Если я ненароком помогу оправдать того, кто на самом деле виновен, то это уже не моя профессиональная проблема.
Этих вопросов я стараюсь избегать. Потому что за ними неизбежно следуют другие.
Являюсь ли я нейтрально настроенным с точки зрения вопросов морали слугой правосудия, доблестно исполняющим назначенную мне роль в конвейере судопроизводства? Или же я, равно как и тысячи мне подобных, являюсь соучастником извращенной, вредоносной модели уголовного процесса, лишь частично отдающим себе отчет о том разрушении, что мы сеем на самом деле? Когда я свысока осуждаю откровенное насилие государства над фундаментальными столпами правосудия, не являюсь ли я аналогом пассажира первого класса, жалующегося на ограниченный выбор блюд на кухне «Титаника»? Разве не должен был я, вместо того чтобы искать какие-то заурядные причины выхода нашей системы из строя, на которых так зациклен я вместе со всеми своими коллегами, сделать из всего увиденного мною в залах суда вывод, что эта система по самой своей сути чудовищно аморальна и неправильна?
Пришла пора подробней поговорить про принцип состязательности.
Дело Джея – одно из тех, что останется у меня в памяти до конца моей карьеры. Не из-за характера предъявленных ему обвинений, являющихся, несмотря на свой ужас, как бы то ни было печально, довольно обычным делом в Королевском суде. Не потому что он стал первым моим оправданным подзащитным, чьи заявления о невиновности я находил в глубинах своей души, в которых мне по долгу попросту запрещено копаться, крайне неубедительными. Все дело было, скорее, в конкретных обстоятельствах данного дела, а также в сыгранной мною в нем роли, которые, собранные воедино, пожалуй, являются для обывателя самым что ни на есть наглядным примером неправильной работы системы. Доказательством того, что состязательный процесс является помехой, а не проводником на пути к правосудию.
Если вкратце, то на основании всех увиденных мной материалов по делу и всего услышанного мною на слушаниях я полагаю, что Джей регулярно насиловал своих детей в детстве и когда они были подростками. И мои труды помогли добиться для него оправдательного приговора.
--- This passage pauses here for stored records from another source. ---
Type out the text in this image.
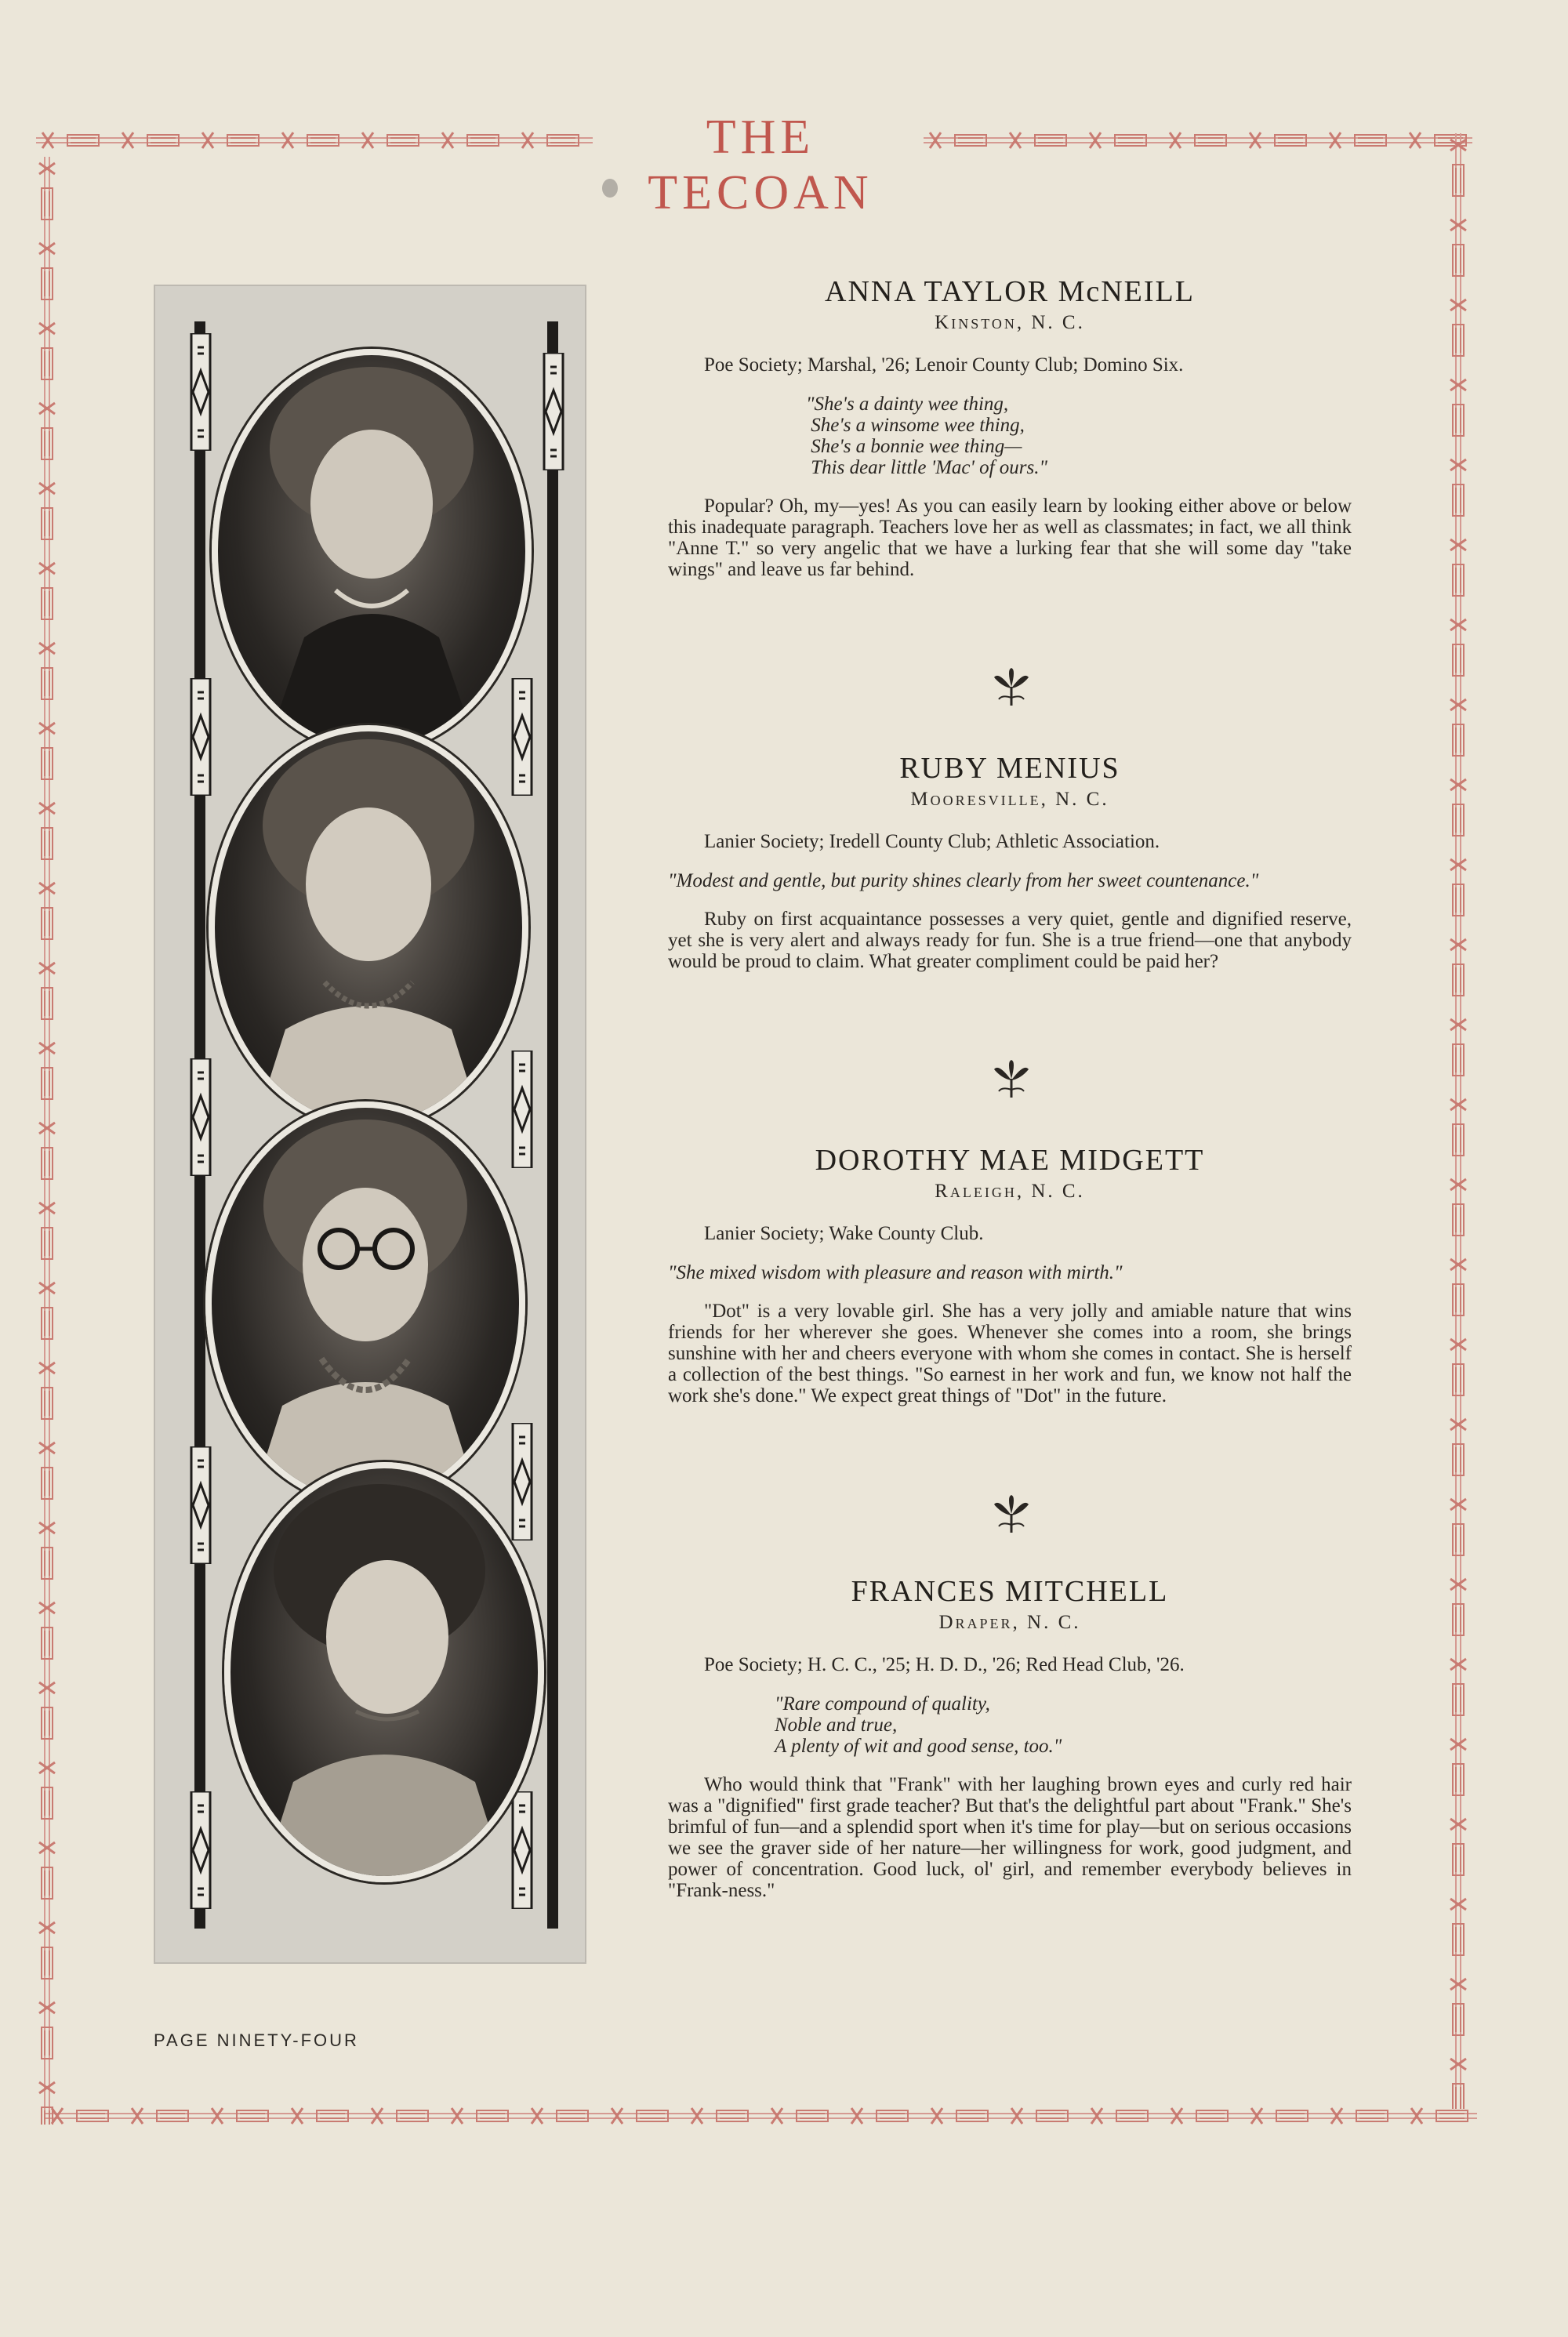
THE TECOAN
ANNA TAYLOR McNEILL
Kinston, N. C.

Poe Society; Marshal, '26; Lenoir County Club; Domino Six.

"She's a dainty wee thing,
She's a winsome wee thing,
She's a bonnie wee thing—
This dear little 'Mac' of ours."

Popular? Oh, my—yes! As you can easily learn by looking either above or below this inadequate paragraph. Teachers love her as well as classmates; in fact, we all think "Anne T." so very angelic that we have a lurking fear that she will some day "take wings" and leave us far behind.

RUBY MENIUS
Mooresville, N. C.

Lanier Society; Iredell County Club; Athletic Association.

"Modest and gentle, but purity shines clearly from her sweet countenance."

Ruby on first acquaintance possesses a very quiet, gentle and dignified reserve, yet she is very alert and always ready for fun. She is a true friend—one that anybody would be proud to claim. What greater compliment could be paid her?

DOROTHY MAE MIDGETT
Raleigh, N. C.

Lanier Society; Wake County Club.

"She mixed wisdom with pleasure and reason with mirth."

"Dot" is a very lovable girl. She has a very jolly and amiable nature that wins friends for her wherever she goes. Whenever she comes into a room, she brings sunshine with her and cheers everyone with whom she comes in contact. She is herself a collection of the best things. "So earnest in her work and fun, we know not half the work she's done." We expect great things of "Dot" in the future.

FRANCES MITCHELL
Draper, N. C.

Poe Society; H. C. C., '25; H. D. D., '26; Red Head Club, '26.

"Rare compound of quality,
Noble and true,
A plenty of wit and good sense, too."

Who would think that "Frank" with her laughing brown eyes and curly red hair was a "dignified" first grade teacher? But that's the delightful part about "Frank." She's brimful of fun—and a splendid sport when it's time for play—but on serious occasions we see the graver side of her nature—her willingness for work, good judgment, and power of concentration. Good luck, ol' girl, and remember everybody believes in "Frank-ness."

PAGE NINETY-FOUR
Чтобы вновь подчеркнуть основные профессиональные и этические принципы, скажу: конечно же, мне не было известно наверняка, что Джей был виновен. Он этого ни разу не признал: напротив, с того самого момента, как он зашел в переговорную, источая зловонный запах сигаретных окурков вперемешку с винным перегаром, и неуклюже втиснул огромные жировые складки своего брюха в стоящий напротив меня стул, он упорно твердил о своей невиновности. Признай он хоть раз мне или старшему барристеру, ведущему дело, что его дочки, двадцати четырех и девятнадцати лет, говорили правду, когда явились в полицейский участок тихого пригорода и спокойно заявили, будто их отец насиловал и сексуально домогался их начиная с пятилетнего возраста, я не мог бы точно так же его защищать.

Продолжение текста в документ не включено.